|
|
|
|
|
by kleigenfreude
3506 days ago
|
|
> 1) It's 'hard' because you need a lot of 'training data' in order to train models etc.. It's hard to get. Also, I'd imagine that the data could be bad/incomplete, e.g. data was collected in an inconsistent manner or in the wrong areas, leading to an incorrect solution that fits the data, but doesn't solve the problem. This is the biggest concern I have in using the data that we've collected to come up with a solution using ML: no one ever intended for the data to be used for the purpose for which I would use it, and is incomplete or incorrect. However, I think the chance of good things coming from inadequate data outweighs not trying to make use of the data. |
|
You HN lads are smart, you're pretty quick to figure out all the 'next problems' that one would encounter.
Yes - getting the right training data can be surprisingly hard.
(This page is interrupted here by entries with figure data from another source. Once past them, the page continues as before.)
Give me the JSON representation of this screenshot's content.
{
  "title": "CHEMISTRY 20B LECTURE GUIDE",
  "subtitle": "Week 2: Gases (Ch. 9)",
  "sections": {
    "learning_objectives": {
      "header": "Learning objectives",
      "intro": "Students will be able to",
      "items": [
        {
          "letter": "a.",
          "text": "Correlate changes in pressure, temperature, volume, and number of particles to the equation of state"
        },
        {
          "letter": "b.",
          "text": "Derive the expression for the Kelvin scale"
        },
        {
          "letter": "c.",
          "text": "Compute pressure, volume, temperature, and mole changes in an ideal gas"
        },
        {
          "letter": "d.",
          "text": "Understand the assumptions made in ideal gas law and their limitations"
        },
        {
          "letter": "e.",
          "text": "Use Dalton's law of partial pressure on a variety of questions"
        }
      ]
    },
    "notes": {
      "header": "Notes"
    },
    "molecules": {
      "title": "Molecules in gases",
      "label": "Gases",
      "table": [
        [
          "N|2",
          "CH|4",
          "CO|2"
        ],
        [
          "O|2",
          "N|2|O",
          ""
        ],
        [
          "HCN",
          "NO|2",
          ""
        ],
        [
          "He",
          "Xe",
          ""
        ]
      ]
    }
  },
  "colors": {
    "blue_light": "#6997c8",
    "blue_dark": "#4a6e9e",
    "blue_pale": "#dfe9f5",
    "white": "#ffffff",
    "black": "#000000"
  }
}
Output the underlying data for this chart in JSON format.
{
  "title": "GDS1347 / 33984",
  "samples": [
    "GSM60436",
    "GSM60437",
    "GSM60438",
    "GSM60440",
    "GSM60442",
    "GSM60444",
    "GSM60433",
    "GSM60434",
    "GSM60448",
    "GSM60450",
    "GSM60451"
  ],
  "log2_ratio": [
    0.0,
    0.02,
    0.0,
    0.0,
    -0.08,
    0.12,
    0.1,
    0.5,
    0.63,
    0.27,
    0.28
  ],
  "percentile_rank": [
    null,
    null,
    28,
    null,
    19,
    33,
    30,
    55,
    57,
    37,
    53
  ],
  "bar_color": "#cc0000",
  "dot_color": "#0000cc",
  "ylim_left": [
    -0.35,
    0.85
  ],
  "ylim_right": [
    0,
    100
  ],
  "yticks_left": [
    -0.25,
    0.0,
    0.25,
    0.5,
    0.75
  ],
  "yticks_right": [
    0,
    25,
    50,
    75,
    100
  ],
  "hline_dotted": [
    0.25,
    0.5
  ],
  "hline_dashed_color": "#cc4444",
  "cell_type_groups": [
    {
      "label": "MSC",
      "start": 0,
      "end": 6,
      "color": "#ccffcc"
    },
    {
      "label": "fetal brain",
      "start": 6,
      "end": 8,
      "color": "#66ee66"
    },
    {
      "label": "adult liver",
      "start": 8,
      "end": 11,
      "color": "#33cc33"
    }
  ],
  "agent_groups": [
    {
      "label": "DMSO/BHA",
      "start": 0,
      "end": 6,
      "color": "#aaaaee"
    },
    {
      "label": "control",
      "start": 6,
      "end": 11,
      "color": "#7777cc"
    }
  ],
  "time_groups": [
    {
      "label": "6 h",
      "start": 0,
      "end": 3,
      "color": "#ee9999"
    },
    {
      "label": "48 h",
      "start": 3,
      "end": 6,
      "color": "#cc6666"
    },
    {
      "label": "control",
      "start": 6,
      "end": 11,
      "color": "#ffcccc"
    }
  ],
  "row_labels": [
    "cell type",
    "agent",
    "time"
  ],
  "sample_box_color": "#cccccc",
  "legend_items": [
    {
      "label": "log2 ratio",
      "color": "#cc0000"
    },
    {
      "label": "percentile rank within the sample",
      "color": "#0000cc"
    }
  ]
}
Did you know how hard it is to get a 'very official' large set of words for a given language? It's hard!
There is no entity that really decides what language is - so you have to kind of determine it from what people write. But that takes a lot of writing, and frankly, you're making assumptions all the time there.
France has a body that's 'in charge' of their language so to speak, and most Western nations have entities that are 'roughly' that. Beyond the West, Japan and China ... it's a gong show.
'Filipino' is barely a language - even though many millions of people speak it, it varies in dialect from village to village and they barely resemble each other.
I think that someone will eventually come up with a 'probabilistic' OS because in the real world, nothing is certain ... some things are just more likely than others!